To summarize, we have shown that for every $v$ that is not scalar multiple of a rational vector, the subgroup generated by $\Xi v$ is dense. Thus, the lattices preserved by $\Xi$ are all scalar multiples of rational lattices (i.e., contained in $\mathbf{Q}^n$).

If $g\in\Lambda$, there exist two finite index subgroups $\Xi_1$ and $\Xi_2$ of $\mathrm{SL}_n(\mathbf{Z})$ such that $g\Xi_1=\Xi_2$. From the previous fact, we deduce that $g$ maps rational lattices to scalar multiples of rational lattices. Thus we can write $g=\lambda g'$ with $g'$ a rational matrix. The determinant condition implies that $1=\lambda^n\det(g)$, and thus $\lambda^n$ is rational. Also, $\lambda$ is unique in $\mathbf{R}^*/\mathbf{Q}^*$ and $g\mapsto \lambda=\lambda_g$ is a homomorphism into this group.
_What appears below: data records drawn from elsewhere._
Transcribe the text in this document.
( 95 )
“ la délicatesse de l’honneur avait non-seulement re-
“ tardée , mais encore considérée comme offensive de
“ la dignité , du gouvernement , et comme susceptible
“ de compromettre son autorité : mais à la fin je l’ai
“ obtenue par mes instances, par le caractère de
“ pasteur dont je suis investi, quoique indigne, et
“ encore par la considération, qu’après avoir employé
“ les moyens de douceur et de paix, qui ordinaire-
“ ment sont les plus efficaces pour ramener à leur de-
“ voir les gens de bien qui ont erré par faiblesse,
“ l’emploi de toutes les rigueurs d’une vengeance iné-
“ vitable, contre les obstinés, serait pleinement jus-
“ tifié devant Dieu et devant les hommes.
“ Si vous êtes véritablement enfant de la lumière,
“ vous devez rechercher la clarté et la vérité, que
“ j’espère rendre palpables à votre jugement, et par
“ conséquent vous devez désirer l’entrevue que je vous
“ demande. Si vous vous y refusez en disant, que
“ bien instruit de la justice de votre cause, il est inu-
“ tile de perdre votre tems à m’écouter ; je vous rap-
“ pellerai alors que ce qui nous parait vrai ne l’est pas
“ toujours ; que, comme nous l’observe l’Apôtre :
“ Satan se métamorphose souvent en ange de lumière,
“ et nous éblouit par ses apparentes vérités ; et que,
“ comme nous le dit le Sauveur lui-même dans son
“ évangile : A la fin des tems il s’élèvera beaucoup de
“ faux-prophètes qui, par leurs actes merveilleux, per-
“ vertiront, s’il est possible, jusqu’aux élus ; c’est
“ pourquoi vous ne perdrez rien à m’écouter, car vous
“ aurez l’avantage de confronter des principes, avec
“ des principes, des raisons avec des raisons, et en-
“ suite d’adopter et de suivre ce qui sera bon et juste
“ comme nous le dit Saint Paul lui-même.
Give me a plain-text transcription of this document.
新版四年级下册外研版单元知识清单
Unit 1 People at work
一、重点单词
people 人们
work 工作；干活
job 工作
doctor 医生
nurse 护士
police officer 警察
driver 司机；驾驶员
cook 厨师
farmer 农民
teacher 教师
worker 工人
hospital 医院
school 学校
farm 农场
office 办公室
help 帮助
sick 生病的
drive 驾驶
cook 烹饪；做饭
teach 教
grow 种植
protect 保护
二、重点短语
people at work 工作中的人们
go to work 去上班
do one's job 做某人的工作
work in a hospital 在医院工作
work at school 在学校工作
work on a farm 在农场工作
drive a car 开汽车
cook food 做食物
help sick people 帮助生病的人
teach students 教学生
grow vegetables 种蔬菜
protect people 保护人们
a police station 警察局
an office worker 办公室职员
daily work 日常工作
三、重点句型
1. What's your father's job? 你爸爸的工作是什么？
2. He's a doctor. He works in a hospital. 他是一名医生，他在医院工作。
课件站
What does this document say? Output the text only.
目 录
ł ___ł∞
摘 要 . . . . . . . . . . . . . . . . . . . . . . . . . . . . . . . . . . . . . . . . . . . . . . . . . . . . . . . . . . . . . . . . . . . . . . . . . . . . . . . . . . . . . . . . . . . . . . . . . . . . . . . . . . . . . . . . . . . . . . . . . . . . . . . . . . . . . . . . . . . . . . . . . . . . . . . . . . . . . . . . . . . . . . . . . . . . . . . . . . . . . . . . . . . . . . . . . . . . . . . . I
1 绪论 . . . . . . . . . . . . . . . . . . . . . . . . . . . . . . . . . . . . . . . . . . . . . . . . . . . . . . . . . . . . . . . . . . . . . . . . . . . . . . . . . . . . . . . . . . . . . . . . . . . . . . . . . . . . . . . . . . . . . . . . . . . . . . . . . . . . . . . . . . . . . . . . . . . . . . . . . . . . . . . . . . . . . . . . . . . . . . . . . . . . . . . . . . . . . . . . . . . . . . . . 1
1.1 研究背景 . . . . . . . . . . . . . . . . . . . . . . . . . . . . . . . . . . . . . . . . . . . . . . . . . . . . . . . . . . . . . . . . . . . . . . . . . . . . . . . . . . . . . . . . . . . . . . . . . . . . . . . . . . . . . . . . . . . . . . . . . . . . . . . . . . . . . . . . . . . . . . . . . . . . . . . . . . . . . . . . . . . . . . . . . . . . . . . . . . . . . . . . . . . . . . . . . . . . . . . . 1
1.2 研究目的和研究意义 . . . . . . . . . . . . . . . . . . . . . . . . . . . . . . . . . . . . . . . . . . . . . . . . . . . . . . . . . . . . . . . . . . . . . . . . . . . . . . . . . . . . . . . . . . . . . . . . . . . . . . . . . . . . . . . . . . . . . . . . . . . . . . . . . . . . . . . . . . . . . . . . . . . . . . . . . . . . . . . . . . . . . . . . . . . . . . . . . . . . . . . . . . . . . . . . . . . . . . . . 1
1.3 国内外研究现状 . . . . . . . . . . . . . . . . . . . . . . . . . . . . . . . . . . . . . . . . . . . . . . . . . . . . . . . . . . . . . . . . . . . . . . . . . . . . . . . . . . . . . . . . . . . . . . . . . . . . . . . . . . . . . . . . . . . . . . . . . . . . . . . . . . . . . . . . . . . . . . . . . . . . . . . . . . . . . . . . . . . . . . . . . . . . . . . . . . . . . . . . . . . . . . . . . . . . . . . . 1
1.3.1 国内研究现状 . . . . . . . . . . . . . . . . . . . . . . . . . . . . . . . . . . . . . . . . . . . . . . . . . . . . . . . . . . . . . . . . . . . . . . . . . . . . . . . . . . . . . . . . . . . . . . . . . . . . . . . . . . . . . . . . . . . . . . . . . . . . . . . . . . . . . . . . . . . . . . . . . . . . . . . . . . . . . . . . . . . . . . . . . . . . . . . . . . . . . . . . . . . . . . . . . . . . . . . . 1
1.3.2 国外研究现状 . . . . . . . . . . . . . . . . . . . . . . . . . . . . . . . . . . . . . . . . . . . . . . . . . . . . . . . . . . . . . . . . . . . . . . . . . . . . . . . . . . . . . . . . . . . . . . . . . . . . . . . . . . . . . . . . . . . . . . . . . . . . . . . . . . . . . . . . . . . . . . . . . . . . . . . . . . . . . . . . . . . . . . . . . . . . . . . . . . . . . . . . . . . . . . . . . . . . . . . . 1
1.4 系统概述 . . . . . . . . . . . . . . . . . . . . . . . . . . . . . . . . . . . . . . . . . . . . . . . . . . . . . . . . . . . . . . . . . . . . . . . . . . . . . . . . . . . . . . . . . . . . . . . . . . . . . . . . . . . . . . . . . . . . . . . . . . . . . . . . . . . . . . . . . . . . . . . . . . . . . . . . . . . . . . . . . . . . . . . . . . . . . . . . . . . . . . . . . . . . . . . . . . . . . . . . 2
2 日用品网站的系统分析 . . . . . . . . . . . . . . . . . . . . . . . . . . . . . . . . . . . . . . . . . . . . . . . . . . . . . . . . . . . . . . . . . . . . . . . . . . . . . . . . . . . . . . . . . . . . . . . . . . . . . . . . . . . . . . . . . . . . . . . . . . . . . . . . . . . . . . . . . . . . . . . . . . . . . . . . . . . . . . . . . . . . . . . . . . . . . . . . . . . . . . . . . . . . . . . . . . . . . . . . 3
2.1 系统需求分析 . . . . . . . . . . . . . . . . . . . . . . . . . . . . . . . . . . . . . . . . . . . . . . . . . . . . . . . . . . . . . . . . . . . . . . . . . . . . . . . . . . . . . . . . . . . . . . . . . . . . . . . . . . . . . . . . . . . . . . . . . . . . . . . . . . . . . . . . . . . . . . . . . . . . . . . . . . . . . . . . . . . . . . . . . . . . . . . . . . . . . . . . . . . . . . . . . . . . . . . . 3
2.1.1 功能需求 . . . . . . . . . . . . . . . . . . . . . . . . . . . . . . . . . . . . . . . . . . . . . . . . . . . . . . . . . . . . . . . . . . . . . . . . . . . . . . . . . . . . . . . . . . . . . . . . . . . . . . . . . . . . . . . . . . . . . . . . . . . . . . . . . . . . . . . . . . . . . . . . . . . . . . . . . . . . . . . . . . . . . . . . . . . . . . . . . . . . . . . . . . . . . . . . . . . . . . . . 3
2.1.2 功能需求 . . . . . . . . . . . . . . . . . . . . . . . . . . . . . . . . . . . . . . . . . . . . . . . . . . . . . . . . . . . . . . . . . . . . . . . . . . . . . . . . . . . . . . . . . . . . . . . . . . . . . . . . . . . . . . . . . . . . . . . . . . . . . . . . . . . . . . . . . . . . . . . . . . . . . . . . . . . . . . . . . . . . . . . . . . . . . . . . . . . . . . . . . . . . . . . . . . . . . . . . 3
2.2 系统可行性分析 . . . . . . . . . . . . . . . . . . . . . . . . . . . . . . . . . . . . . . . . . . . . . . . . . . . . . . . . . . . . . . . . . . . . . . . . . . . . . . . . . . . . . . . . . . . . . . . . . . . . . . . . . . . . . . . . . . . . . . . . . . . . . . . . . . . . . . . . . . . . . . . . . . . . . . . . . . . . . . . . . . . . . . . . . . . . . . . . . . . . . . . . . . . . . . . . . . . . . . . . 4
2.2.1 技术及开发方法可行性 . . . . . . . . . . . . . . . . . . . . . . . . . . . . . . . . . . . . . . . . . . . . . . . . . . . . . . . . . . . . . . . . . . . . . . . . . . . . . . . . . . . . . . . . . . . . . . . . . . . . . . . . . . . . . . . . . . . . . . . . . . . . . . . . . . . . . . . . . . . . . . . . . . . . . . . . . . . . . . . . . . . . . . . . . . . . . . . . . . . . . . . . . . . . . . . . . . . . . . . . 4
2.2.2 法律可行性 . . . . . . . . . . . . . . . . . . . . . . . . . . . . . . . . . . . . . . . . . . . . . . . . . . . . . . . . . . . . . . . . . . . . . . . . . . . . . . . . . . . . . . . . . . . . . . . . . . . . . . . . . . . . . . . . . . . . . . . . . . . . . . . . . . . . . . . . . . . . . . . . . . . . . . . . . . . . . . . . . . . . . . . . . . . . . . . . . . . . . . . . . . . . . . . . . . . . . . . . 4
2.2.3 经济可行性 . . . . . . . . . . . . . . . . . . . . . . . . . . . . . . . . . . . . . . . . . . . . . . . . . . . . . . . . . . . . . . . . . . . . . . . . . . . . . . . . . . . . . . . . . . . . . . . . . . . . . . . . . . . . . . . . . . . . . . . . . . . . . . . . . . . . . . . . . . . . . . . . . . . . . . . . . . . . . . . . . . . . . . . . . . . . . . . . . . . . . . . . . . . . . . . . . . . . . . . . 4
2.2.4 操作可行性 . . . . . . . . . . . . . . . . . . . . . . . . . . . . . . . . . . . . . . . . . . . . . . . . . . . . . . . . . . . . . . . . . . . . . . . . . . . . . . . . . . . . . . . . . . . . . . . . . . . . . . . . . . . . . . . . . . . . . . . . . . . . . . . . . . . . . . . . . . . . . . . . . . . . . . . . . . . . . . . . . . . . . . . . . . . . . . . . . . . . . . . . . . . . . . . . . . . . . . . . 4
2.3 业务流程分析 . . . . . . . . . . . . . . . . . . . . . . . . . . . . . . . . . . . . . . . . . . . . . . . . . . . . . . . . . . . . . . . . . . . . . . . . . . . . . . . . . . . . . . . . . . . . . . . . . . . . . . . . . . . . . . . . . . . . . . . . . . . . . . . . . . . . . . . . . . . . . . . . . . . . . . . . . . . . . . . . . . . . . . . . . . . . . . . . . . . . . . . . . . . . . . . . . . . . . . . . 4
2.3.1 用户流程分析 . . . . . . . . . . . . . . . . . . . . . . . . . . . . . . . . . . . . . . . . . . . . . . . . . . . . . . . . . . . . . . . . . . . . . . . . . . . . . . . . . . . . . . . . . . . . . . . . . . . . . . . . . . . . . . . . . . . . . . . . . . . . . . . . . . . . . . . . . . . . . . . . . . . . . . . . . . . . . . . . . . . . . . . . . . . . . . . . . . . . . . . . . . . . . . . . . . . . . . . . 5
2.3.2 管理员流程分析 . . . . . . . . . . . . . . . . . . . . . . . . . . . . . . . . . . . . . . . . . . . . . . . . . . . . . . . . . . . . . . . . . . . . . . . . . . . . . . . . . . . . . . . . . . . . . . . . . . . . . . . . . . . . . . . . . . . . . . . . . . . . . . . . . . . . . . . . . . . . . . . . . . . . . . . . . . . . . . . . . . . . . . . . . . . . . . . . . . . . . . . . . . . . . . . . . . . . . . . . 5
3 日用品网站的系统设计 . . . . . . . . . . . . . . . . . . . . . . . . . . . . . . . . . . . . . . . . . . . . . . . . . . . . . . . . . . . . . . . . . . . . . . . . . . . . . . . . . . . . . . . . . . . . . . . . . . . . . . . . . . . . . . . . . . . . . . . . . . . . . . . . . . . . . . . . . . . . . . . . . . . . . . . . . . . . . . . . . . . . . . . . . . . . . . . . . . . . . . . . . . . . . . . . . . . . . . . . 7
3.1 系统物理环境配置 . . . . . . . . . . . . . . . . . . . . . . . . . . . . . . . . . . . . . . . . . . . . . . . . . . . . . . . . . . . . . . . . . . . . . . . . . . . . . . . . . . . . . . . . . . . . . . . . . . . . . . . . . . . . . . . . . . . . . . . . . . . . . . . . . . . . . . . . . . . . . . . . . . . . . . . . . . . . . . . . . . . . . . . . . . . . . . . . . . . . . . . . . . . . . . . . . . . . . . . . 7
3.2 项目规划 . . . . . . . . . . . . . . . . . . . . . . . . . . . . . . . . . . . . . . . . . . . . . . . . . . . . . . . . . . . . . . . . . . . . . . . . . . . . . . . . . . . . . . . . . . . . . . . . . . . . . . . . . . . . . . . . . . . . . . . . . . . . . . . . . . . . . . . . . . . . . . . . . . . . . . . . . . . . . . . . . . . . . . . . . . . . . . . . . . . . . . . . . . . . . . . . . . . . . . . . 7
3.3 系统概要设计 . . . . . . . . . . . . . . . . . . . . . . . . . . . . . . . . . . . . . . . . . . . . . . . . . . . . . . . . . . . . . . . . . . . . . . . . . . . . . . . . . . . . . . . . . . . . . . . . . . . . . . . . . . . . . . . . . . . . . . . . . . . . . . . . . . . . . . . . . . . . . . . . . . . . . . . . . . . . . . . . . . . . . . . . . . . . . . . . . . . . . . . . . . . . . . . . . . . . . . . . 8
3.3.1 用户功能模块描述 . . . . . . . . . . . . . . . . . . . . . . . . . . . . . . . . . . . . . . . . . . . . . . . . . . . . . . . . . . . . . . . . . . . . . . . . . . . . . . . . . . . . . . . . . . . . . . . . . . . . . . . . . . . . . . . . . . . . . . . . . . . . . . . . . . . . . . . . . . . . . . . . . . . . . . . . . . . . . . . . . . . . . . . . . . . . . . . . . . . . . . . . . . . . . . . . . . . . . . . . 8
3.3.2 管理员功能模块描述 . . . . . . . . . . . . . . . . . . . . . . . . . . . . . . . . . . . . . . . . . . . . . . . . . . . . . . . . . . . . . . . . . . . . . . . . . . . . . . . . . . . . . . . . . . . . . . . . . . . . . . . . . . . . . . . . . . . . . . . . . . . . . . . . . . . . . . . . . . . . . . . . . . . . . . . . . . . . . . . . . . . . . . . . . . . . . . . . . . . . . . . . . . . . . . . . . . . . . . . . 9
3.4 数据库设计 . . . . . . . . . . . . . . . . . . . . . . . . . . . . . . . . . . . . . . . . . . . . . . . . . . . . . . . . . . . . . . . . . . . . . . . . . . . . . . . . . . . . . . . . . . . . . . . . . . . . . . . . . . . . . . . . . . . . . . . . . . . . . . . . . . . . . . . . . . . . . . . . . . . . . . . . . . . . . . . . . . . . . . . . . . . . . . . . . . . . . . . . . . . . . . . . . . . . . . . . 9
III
The kernel is the intersection $\Lambda\cap\mathrm{SL}_n(\mathbf{Q})$, which has been shown to be $\mathrm{SL}_n(\mathbf{Z})$. So $\mathrm{SL}_n(\mathbf{Z})$ is normal in $\Lambda$.

So now we need to understand the normalizer of $\mathrm{SL}_n(\mathbf{Z})$. Using that $\mathrm{SL}_n(\mathbf{Z})$ is transitive on primitive elements in $\mathbf{Z}^n$, we see that the lattices preserved by $\mathrm{SL}_n(\mathbf{Z})$ are precisely the scalar multiples of $\mathrm{Z}^n$. So if an element normalizes it and preserves the volume, it has to preserve $\mathrm{Z}^n$. This shows that $\mathrm{SL}_n(\mathbf{Z})$ is self-normalized in $\mathrm{SL}_n(\mathbf{R})$, and finally $\Lambda=\mathrm{SL}_n(\mathbf{Z})$.

A similar argument shows that every lattice containing a finite index subgroup of $\mathrm{SL}_n(\mathbf{Z})$ is actually contained in a conjugate of $\mathrm{SL}_n(\mathbf{Z})$ by some rational matrix.